My Dad lives up in the North, and every year we’d make the long journey up on St. Stephen's Day. As a kid, I had no real perception of time passing, and there were only so many DS games I could play before getting bored. It was also a tiring journey for my Mam to drive, as it took nearly 2 hours to get there. Near the border, when we were both just anxious to get there, 'Fairytale of New York' would start playing on BBC Radio One. Shane McGowen’s drunken voice and the instrumentals at the beginning of the song are unforgettable. My Mam and I would belt out the song, her taking Christy MacColl’s parts and me taking Shane McGowen's, doing my best to sound as drunk as possible.
The song's meaning wasn’t apparent to a younger me, but that didn’t really matter, all I knew was it was a classic that used to make the borning, cold car journey up the north a whole lot more bearable. Every year from then on, we’d make sure to stick it on at some point and scream ‘til our heart's content. I knew when I heard that song that I’d be nearer to sitting down and having my Grandad’s gorgeous Christmas dinner, with the whole family in tow.
Rory Clarke
Now, there will be some cynics out there who say Chris Martin should not have anything to do with Christmas, that his commercial sell-out of a band should stick to the popstar script and leave the sacred institution of Christmas to normal folks (and Michael Bublé). Generally, I agree with these fervent condemnations of Chris and his too-good-to-be-true rainbow trousers and boyish charm.
However, and inconveniently for me, it is a Coldplay song that I stick on come December 24th, 25th and beyond - into January if my luck holds!. More than anything else it is this song that evokes in me that most elusive of emotions - ‘Christmassy-ness’. For me, mince pies and mulled wine have nothing on Martin in this department.
For me, ‘Christmas Lights’ is inexorably associated with some of my warmest Christmas memories.

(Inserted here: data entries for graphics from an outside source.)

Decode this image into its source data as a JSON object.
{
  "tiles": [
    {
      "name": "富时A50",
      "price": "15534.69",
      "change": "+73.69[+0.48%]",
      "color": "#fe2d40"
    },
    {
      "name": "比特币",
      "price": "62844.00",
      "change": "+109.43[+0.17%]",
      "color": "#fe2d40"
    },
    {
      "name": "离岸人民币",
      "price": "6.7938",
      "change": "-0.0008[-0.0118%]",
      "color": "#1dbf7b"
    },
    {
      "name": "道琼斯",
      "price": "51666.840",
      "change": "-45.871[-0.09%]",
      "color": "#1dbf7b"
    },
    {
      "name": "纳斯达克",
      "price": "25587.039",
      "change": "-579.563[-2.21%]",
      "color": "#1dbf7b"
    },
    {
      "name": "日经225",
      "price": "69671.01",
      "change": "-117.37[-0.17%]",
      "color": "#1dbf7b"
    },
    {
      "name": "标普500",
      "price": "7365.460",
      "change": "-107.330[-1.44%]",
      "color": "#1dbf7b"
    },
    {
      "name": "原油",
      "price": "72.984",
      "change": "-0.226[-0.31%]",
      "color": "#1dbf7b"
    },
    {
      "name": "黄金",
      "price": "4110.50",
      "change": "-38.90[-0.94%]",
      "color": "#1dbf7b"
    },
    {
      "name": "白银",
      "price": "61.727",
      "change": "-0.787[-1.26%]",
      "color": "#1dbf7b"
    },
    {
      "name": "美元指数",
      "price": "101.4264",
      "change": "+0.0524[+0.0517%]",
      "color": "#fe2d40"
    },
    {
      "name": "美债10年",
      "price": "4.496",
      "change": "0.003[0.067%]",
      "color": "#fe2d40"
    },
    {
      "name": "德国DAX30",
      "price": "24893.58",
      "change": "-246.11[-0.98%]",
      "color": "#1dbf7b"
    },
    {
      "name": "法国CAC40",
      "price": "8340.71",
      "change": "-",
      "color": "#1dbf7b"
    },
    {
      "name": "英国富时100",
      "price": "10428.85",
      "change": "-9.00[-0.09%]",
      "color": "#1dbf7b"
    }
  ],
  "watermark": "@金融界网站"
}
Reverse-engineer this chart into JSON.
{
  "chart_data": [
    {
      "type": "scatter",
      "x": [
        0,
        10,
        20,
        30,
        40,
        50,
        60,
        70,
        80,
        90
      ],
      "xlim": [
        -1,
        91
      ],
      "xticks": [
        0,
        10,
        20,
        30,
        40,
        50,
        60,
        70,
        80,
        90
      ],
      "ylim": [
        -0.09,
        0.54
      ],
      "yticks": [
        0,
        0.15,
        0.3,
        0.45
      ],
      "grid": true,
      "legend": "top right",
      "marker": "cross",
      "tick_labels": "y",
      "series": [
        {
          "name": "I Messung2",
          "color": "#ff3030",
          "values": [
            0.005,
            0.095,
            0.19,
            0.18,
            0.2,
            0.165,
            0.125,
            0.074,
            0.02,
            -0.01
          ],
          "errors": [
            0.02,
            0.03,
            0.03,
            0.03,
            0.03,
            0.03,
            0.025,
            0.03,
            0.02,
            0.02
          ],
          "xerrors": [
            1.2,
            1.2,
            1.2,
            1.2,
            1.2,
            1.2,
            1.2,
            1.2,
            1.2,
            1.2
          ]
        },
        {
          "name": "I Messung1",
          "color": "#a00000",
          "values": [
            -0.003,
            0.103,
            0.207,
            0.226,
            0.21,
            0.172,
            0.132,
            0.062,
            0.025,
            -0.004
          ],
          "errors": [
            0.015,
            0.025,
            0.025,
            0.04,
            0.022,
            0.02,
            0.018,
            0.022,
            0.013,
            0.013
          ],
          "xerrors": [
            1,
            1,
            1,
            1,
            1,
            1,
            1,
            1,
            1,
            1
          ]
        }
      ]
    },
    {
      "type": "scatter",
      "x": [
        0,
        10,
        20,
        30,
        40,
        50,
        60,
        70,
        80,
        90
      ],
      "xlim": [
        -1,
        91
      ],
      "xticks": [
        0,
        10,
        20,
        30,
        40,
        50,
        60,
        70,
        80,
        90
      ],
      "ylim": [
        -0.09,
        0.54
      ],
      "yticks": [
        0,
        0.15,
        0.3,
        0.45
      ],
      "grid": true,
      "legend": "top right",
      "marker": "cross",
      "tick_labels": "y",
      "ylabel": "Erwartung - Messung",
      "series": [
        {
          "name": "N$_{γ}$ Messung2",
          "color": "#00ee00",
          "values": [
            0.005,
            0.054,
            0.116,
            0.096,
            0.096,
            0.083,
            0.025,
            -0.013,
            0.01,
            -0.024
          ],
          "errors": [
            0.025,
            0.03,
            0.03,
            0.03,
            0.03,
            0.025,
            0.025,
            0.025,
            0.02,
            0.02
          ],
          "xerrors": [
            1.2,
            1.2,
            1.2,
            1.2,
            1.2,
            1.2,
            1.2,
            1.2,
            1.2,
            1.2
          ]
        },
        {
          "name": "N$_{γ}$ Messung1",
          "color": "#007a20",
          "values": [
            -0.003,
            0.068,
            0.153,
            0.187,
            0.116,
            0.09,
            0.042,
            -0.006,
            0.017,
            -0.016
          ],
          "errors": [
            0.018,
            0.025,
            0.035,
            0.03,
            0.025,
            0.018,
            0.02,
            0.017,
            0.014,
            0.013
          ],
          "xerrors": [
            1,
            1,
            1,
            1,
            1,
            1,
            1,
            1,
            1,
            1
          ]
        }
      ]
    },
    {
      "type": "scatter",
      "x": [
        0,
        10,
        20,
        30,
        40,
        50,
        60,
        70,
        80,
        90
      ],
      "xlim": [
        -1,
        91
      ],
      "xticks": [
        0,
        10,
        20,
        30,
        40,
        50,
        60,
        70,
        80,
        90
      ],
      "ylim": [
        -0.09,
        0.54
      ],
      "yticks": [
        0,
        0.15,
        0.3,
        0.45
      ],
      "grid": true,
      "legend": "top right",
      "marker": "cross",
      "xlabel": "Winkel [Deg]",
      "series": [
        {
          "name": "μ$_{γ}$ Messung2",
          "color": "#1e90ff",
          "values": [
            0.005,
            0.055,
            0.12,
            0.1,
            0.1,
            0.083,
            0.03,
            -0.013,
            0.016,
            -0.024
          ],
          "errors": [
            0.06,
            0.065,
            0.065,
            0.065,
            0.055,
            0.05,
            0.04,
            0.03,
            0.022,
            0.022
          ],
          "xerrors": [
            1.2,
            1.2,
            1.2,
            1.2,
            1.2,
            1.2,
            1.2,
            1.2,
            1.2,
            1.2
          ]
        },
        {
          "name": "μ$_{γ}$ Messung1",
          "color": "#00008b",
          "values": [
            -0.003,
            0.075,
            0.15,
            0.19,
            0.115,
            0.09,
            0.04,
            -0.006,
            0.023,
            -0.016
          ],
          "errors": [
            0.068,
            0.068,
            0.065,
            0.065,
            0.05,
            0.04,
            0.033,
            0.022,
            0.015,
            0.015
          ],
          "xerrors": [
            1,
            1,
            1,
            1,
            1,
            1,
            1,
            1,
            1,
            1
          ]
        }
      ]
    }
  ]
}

In particular, the song was sung repeatedly, with many demanded encores, at the final Christmas Carol Concert of my school days. Arm-in-arm with some of my best friends, we, along with some of the more game teachers, belted out the choruses and mumbled through the verses. Drunk, on Christmas, if not the watered-down mulled wine, we sang, we sang and we sang. As we poured out of our school’s lino-floored and tinsel-bedecked hall, the tune stuck in our heads for days to come, the words on our lips, we had collectively experienced what a singular joy Christmas music can be.
Even during this most troubled of years, the song’s maxim rings true; while the Christmas lights ‘keep shining on’ all your troubles, will, even temporarily, be gone.